Being the only introvert in an extrovert family is never easy, but it’s great training for surviving the extrovert world.

The same strategies that help introverts survive karaoke nights with obnoxious workmates named “that guy in accounts receivable” can also help them survive station-wagon-packed family vacations to Disneyland.

Here are some helpful tips that apply to both the family and business worlds:

Take time to recharge – Sitting at a family dinner while listening to your little sister talk about dance class is never easy. But it’s a great time to work on your “Isn’t that fascinating?” face, which will always come in handy when you’re thinking about more important things like, “When can I leave?”

Set an interaction quota – For example, each day, reward yourself for speaking to one of your siblings and ignoring the others – on a rotating basis, of course. Then buy yourself a treat without worrying about making eye contact with the 7-Eleven cashier.

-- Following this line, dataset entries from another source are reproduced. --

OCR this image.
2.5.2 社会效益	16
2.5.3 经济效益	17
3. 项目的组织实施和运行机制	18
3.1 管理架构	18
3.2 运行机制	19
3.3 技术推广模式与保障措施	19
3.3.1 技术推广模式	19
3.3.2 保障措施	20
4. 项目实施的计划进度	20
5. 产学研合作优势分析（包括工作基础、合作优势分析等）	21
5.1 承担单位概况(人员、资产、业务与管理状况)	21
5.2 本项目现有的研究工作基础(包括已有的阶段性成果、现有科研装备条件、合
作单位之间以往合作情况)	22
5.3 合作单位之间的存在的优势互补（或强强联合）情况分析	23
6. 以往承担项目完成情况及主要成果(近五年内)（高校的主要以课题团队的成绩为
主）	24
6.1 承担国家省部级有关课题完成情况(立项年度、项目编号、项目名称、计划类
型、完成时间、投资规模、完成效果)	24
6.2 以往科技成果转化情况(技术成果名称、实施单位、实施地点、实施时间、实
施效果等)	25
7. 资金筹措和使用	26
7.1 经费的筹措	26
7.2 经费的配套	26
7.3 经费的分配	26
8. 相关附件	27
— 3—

Find your personal networking style – For a lot of kids it’s throwing food. For others, it’s screaming for help after you’ve been stuffed into your locker.

Find the other family introverts – Your self-absorption may have prevented you from noticing there are additional loners in the family. Take the time to introduce yourself. Then check back with them in 15 years.

Work on your conversation-starters – Introverts like to plan conversations in their head, sometimes for the next 15 years. It never hurts to prepare lines like, “Dad, I got drunk and cashed the car.” Or, “Mom, I charged a tattoo and a piercing to your credit card.”

Find ways to demonstrate your passion and skills – People often think introverts are passive creatures with little to say or do. Show them you’re more than a quiet loner. Start by constructing a tamper-proof lock for your bedroom door.

Build on your existing contacts – If you like to play basketball with your best friend Larry, ask Larry if he has any friends who, 15 years from now, may need legal assistance for a drunk driving charge.

Smile – But not so much your parents think you’ve joined a cult.